# Correlations in direct marketing II: The Wrath of Khan Academy

Yesterday, we saw how to run and interpret correlations.  Today, we’re going to look at the implications of the way correlations are set up for direct marketers.

First and foremost, I must stipulate that correlation does not equal causation.  I did a good job of discussing this in a previous post talking about how attractive Matt Damon is in his movies.  Rather than go into a lot of detail on this, I’ll link over to that post here.  Looking back at that post, I forgot to put in a picture of Matt Damon, which I will rectify here:

Intelligence and attractiveness correlate;
I wish I could have explained this to people in high school.

This is fairly intuitive, given our discussion of height and weight earlier.  With exceptions for malnutrition and the like, it really doesn’t make sense to say someone’s weight causes them to be taller or height causes them to be heavier.

There’s a great Khan Academy video that covers a lot of this here. The Khan Academy video also gives me an excuse for the name of the blog post that I really couldn’t pass up.

Back to correlations, they only predict linear (one-way) relationships.  Given the renewal rates above, a correlation is not the ideal tool for describing this relationship, as it will give you a rubric that says “for every decrease in decile number, you will have an X% increase in renewal rate.”  We can see looking at the data that this isn’t the case — moving from 2 to 1 has a huge impact, whereas moving from 9 to 6 has an impact that is muddled at base.

Another example is the study on ask strings we covered here.  When looking at one-time donors, asking for less performed better than asking for the same as their previous gift.  Asking for more also performed better than asking for the same as the person’s previous gift.  However, if you were to run a correlation, it would say there is no relationship because the data isn’t in a line (graphically, you are looking at a U shape).  We know there is a relationship, but not one that can be described with a correlation.

You’ll also note that they only work between two variables.  Most systems of your acquaintance will be more complex than this and we’ll have to use other tools for this.  That said…

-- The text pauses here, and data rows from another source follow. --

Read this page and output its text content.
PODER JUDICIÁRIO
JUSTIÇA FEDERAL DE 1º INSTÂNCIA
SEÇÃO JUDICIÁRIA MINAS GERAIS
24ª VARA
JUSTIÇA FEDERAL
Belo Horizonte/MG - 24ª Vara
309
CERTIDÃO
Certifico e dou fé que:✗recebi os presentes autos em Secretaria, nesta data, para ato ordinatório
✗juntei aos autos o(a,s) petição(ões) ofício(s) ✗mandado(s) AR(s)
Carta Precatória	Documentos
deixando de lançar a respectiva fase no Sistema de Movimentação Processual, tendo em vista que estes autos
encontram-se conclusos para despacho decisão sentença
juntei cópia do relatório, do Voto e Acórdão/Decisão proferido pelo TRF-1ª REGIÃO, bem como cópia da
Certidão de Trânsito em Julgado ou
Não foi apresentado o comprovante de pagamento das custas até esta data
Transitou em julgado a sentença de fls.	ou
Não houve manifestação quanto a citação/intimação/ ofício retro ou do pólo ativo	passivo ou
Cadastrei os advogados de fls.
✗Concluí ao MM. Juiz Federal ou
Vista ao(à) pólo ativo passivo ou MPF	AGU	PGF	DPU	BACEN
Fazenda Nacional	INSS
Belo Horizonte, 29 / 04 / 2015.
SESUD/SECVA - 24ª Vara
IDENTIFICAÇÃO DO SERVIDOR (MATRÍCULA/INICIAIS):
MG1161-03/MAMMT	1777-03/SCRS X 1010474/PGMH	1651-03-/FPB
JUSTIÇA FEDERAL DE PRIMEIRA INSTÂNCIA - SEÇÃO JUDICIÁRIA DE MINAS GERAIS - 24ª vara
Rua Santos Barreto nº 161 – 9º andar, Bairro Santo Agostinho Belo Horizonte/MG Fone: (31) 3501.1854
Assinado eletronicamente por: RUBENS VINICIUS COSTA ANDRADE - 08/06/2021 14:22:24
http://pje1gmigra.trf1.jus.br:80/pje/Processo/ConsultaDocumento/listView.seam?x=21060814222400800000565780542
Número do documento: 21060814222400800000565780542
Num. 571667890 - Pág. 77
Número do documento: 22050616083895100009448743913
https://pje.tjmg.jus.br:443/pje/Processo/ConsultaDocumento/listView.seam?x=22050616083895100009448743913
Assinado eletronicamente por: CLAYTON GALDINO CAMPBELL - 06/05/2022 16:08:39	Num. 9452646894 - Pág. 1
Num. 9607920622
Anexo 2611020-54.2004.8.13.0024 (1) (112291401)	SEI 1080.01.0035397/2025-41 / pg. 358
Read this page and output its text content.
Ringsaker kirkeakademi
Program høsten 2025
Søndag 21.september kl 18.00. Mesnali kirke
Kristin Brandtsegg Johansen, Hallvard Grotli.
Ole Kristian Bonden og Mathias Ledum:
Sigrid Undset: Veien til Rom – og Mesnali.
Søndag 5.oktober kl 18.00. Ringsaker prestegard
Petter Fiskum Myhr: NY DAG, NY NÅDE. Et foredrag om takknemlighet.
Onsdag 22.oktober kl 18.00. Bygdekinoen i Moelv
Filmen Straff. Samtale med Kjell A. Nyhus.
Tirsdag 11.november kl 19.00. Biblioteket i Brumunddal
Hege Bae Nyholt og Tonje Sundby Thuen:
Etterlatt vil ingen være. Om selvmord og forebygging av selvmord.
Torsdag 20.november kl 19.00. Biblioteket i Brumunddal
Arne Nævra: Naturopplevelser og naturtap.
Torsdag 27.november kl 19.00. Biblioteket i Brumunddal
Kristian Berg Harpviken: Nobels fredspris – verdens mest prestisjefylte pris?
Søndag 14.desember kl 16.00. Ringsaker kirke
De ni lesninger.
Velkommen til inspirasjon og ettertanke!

Correlations are a good way of creating a simple heuristic.  SERPIQ just did an analysis of content length and search engine listings that I learned about here. They found a nice positive correlation:

Hat tip to CoSchedule for the graph and SERPIQ for the data.

As you read further in the blog post, you’ll see that there is messiness there.  It’s highly dependent on the nature of the search terms, the data are not necessarily linear, and non-written media like video are complicating.  However, the data lend themselves to a simple rule of “longer form content generally works a little bit better for search engine listings” or, in a lot of cases, “your ban on longer-form content may not be a good idea.”  While these come with some hemming and hawing, being able to have simplicity in your rules is a good thing, making them easier to follow.

But refer back to the original point: correlation isn’t causation.  Even in the example above of word count being related to search engine listings, more work is required to find out what type of causal relationship, if any, there is between word count and search engine listings.

Hope this helps.  Tomorrow, we’ll talk about regression analysis, which will take you all the way back to your childhood to look for memories that will…

Um, actually, it will be about statistical regression analysis.  Never mind.